My concern with unfettered strength revolves more around investor complacency, which I see as investors getting too comfortable with a rising market and positive returns. The ‘good times’ often cause investors to ignore risk and invest too aggressively, while also forgetting that pullbacks are normal and natural. Combined, these mindsets increase the risk of making knee-jerk decisions when the stock market does eventually turn volatile. Complacent investors may see downside volatility as more worrisome than it actually is, which could lead to decision-making that runs counter to an investor’s long-term goals and adversely impacts returns.
Bottom Line for Investors
The U.S. economic recovery is indeed strong, and it is only a year old. There is also broad consensus that the U.S. will lead throughout 2021, with an estimated GDP growth rate of 6.9%. This is higher than Europe, Japan, the UK, and most other advanced and emerging economies. It makes sense that capital is flowing here, and the outcome has been good for U.S. markets and investors.
I’m not saying that what goes up must come down. But as a student of market history, I can say that I strongly believe the recent, steady gains will eventually give way to more downside volatility.

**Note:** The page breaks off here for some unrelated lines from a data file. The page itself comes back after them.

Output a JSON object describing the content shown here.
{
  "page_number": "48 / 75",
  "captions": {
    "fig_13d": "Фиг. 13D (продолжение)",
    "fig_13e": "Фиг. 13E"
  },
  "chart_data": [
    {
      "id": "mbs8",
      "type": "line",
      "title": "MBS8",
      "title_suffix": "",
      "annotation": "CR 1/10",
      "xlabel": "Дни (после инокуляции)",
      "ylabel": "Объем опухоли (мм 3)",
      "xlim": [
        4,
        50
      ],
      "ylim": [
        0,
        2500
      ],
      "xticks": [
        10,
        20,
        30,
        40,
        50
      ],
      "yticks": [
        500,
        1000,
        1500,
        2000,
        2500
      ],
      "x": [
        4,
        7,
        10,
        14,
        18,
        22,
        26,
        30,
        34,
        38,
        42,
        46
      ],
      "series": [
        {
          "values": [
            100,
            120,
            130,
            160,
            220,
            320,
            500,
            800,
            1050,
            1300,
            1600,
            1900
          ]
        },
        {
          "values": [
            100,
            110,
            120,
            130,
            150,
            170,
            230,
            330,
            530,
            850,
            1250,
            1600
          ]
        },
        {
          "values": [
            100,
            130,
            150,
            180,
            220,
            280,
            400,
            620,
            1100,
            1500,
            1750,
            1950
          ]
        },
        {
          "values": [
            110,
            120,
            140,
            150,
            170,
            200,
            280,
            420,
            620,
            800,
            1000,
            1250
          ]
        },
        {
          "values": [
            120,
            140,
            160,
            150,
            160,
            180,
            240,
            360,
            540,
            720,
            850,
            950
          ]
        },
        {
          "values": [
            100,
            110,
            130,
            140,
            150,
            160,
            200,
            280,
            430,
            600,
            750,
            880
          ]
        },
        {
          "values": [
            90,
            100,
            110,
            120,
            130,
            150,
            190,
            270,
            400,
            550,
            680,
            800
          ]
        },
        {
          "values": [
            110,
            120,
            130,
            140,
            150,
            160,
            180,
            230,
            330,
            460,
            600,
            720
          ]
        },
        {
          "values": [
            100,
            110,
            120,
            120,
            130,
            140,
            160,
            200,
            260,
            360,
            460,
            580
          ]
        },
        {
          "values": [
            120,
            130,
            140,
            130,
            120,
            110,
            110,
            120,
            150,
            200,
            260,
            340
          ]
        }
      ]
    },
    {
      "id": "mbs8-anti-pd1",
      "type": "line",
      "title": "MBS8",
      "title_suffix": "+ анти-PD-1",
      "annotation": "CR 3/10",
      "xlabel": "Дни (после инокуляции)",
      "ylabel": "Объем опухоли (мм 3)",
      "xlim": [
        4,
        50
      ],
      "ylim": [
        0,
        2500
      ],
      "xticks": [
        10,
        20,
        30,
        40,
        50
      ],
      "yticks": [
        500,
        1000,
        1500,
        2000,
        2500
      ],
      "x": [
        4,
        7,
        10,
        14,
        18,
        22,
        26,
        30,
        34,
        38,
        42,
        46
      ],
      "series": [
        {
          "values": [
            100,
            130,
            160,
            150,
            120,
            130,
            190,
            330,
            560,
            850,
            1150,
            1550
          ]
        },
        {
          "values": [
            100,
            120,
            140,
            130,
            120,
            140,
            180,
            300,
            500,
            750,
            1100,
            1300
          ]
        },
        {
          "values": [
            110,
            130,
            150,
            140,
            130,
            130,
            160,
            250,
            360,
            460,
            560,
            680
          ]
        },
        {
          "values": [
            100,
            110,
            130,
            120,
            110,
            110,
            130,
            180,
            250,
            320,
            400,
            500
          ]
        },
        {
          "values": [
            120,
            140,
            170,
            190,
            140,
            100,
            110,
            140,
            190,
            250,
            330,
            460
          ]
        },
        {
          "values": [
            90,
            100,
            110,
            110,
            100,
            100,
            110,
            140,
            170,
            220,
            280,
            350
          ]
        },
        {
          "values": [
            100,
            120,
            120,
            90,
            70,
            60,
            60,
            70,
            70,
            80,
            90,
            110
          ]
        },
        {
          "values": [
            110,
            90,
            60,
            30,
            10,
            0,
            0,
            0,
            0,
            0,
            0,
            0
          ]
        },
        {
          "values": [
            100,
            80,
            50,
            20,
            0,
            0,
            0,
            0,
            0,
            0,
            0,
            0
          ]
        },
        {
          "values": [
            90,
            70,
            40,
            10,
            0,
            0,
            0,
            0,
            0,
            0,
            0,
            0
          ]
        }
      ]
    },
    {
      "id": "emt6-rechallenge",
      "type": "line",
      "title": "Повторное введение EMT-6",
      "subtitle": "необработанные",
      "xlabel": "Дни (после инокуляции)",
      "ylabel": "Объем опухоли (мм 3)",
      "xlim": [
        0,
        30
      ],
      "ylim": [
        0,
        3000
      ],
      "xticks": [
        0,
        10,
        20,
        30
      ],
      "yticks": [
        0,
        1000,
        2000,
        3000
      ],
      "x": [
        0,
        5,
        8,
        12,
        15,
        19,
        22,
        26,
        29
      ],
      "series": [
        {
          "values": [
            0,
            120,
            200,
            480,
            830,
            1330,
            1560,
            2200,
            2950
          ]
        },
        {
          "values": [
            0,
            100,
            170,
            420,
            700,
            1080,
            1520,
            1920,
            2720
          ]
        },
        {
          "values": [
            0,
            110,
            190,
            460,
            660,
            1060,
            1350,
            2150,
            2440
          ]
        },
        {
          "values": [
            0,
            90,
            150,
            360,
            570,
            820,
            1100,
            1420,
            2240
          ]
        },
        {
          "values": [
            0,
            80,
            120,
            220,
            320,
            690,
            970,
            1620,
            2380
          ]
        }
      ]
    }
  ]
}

It would be a normal and natural outcome, and investors shouldn’t fear it if and when it does arrive.
As of the end of July, the S&P 500 traded at 21.6x forward earnings, which is well above its five-year average of 18.4x. Given interest rates remain historically low, I’m comfortable with the higher valuation and remain optimistic about stocks in 2021 – but I also think it’s fair to expect greater volatility when the market trades at relatively high levels.